Do 1957, le président du Festival de Montréal, Robert Letendre, avait engagé Yoland pour chanter Don Giovanni de Mozart. A ses côtés, je jouerais Leporello, le dévoué serviteur et le complice – souvent involontaire – de toutes les frasques amoureuses de son maître.­

Un soir où l’opéra était radiodiffusé coast to coast, Yoland me joue un tour. Au banquet où Don Juan a invité la statue du Commandeur (oui, la statue s’anime, elle chante même!), Leporello est censé trouver une cuisse de faisan dans l’assiette de l’honorable invité. Il doit la subtiliser et la manger (pour vrai) en chantant: «Ce morceau de faisan, je vais l’ingurgiter. »

Sauf que Yoland a remplacé la cuisse de faisan par un gros hot dog. Et sa blague n’a pas échappé au public du Saint Denis. Le rire a explosé dans la salle. Heureusement pour la CBC et Radio-Canada, les choses n’ont pas dégénéré comme dans les Noces de Figaro: nous avons réussi à nous maîtriser!­


Yoland et moi étions très proches; nous avons toujours partagé une loge, par exemple. Un jour, il avise ma montre Omega et m’avoue qu’il la trouve très belle.« La veux-tu? – Ben oui.» De ce jour, c’est lui qui a porté ma montre. Autre point commun, la relève lyrique lui tenait très à cœur. Québec sait chanter et Découvertes, ses émissions à TVA, ont eu du succès pendant des années et ont ouvert des portes à beaucoup de jeunes.

Grand amateur de théâtre, Yoland décide à l’été 1984 de monter une pièce de Robert Lamoureux, Le Charlatan, à la Cité des jeunes de Vaudreuil. Il me demande de jouer à ses côtés.

J’avais déjà fait du théâtre parlé à la radio et à la scène. Au Théâtre Club, notamment, à la demande de Monique Lepage, de même qu’à La Poudrière, dans un spectacle intitulé The Hollow Crown – une collection d’extraits de Shakespeare – et dans Love thy Neighbour, une pièce à deux personnages écrite à mon intention par Jack Krips, où j’incarnais … un chanteur d’opéra prénommé Robert.

L’offre de Yoland pique mon intérêt. J’accepte, malgré l’horaire invraisemblable auquel je serais astreint pendant deux mois: mon job à temps plein à Lachine s’additionnerait de six représentations par semaine du Charlatan. Mais la pièce était très drôle. Nous avons eu un plaisir fou tous les deux cet été-là.­

Ce fut là ma dernière association professionnelle avec Yoland Guérard. Peu après, il a été nommé directeur du Centre culturel canadien à Paris, événement souligné par un hommage spécial au réseau TVA que j’ai eu l’honneur d’animer.

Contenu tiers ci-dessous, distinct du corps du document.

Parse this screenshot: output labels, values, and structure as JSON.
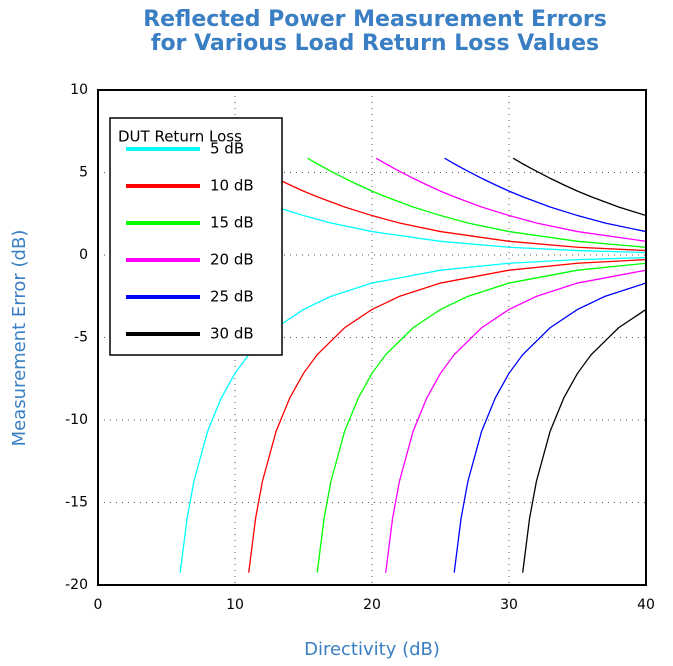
{
  "chart_data": {
    "type": "line",
    "title": [
      "Reflected Power Measurement Errors",
      "for Various Load Return Loss Values"
    ],
    "xlabel": "Directivity (dB)",
    "ylabel": "Measurement Error (dB)",
    "legend_title": "DUT Return Loss",
    "xlim": [
      0,
      40
    ],
    "xticks": [
      0,
      10,
      20,
      30,
      40
    ],
    "ylim": [
      -20,
      10
    ],
    "yticks": [
      -20,
      -15,
      -10,
      -5,
      0,
      5,
      10
    ],
    "grid": true,
    "legend": "upper left",
    "series": [
      {
        "name": "5 dB",
        "color": "#00ffff",
        "x": [
          5.3,
          6,
          6.5,
          7,
          8,
          9,
          10,
          11,
          13,
          15,
          17,
          20,
          25,
          30,
          35,
          40
        ],
        "upper": [
          5.87,
          5.53,
          5.3,
          5.08,
          4.65,
          4.25,
          3.87,
          3.53,
          2.91,
          2.39,
          1.94,
          1.42,
          0.83,
          0.47,
          0.27,
          0.15
        ],
        "lower": [
          null,
          -19.25,
          -15.97,
          -13.72,
          -10.69,
          -8.66,
          -7.17,
          -6.04,
          -4.41,
          -3.3,
          -2.51,
          -1.7,
          -0.92,
          -0.5,
          -0.28,
          -0.16
        ]
      },
      {
        "name": "10 dB",
        "color": "#ff0000",
        "x": [
          10.3,
          11,
          11.5,
          12,
          13,
          14,
          15,
          16,
          18,
          20,
          22,
          25,
          30,
          35,
          40
        ],
        "upper": [
          5.87,
          5.53,
          5.3,
          5.08,
          4.65,
          4.25,
          3.87,
          3.53,
          2.91,
          2.39,
          1.94,
          1.42,
          0.83,
          0.47,
          0.27
        ],
        "lower": [
          null,
          -19.25,
          -15.97,
          -13.72,
          -10.69,
          -8.66,
          -7.17,
          -6.04,
          -4.41,
          -3.3,
          -2.51,
          -1.7,
          -0.92,
          -0.5,
          -0.28
        ]
      },
      {
        "name": "15 dB",
        "color": "#00ff00",
        "x": [
          15.3,
          16,
          16.5,
          17,
          18,
          19,
          20,
          21,
          23,
          25,
          27,
          30,
          35,
          40
        ],
        "upper": [
          5.87,
          5.53,
          5.3,
          5.08,
          4.65,
          4.25,
          3.87,
          3.53,
          2.91,
          2.39,
          1.94,
          1.42,
          0.83,
          0.47
        ],
        "lower": [
          null,
          -19.25,
          -15.97,
          -13.72,
          -10.69,
          -8.66,
          -7.17,
          -6.04,
          -4.41,
          -3.3,
          -2.51,
          -1.7,
          -0.92,
          -0.5
        ]
      },
      {
        "name": "20 dB",
        "color": "#ff00ff",
        "x": [
          20.3,
          21,
          21.5,
          22,
          23,
          24,
          25,
          26,
          28,
          30,
          32,
          35,
          40
        ],
        "upper": [
          5.87,
          5.53,
          5.3,
          5.08,
          4.65,
          4.25,
          3.87,
          3.53,
          2.91,
          2.39,
          1.94,
          1.42,
          0.83
        ],
        "lower": [
          null,
          -19.25,
          -15.97,
          -13.72,
          -10.69,
          -8.66,
          -7.17,
          -6.04,
          -4.41,
          -3.3,
          -2.51,
          -1.7,
          -0.92
        ]
      },
      {
        "name": "25 dB",
        "color": "#0000ff",
        "x": [
          25.3,
          26,
          26.5,
          27,
          28,
          29,
          30,
          31,
          33,
          35,
          37,
          40
        ],
        "upper": [
          5.87,
          5.53,
          5.3,
          5.08,
          4.65,
          4.25,
          3.87,
          3.53,
          2.91,
          2.39,
          1.94,
          1.42
        ],
        "lower": [
          null,
          -19.25,
          -15.97,
          -13.72,
          -10.69,
          -8.66,
          -7.17,
          -6.04,
          -4.41,
          -3.3,
          -2.51,
          -1.7
        ]
      },
      {
        "name": "30 dB",
        "color": "#000000",
        "x": [
          30.3,
          31,
          31.5,
          32,
          33,
          34,
          35,
          36,
          38,
          40
        ],
        "upper": [
          5.87,
          5.53,
          5.3,
          5.08,
          4.65,
          4.25,
          3.87,
          3.53,
          2.91,
          2.39
        ],
        "lower": [
          null,
          -19.25,
          -15.97,
          -13.72,
          -10.69,
          -8.66,
          -7.17,
          -6.04,
          -4.41,
          -3.3
        ]
      }
    ]
  }
}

Un soir de l’automne 1987, vers 22 heures, le téléphone sonne chez moi. C’était l’Agence France-Presse. «Quelles sont vos réactions à l’annonce du décès de Yoland Guérard à Paris? » Je ne savais même pas qu’il était mort! J’en ai beaucoup voulu au journaliste de son horrible manque de tact.

En tout cas, j’espère, mon Yoland, que tu t’entends bien avec André là-haut. (Tous les chanteurs vont au ciel, c’est certain.)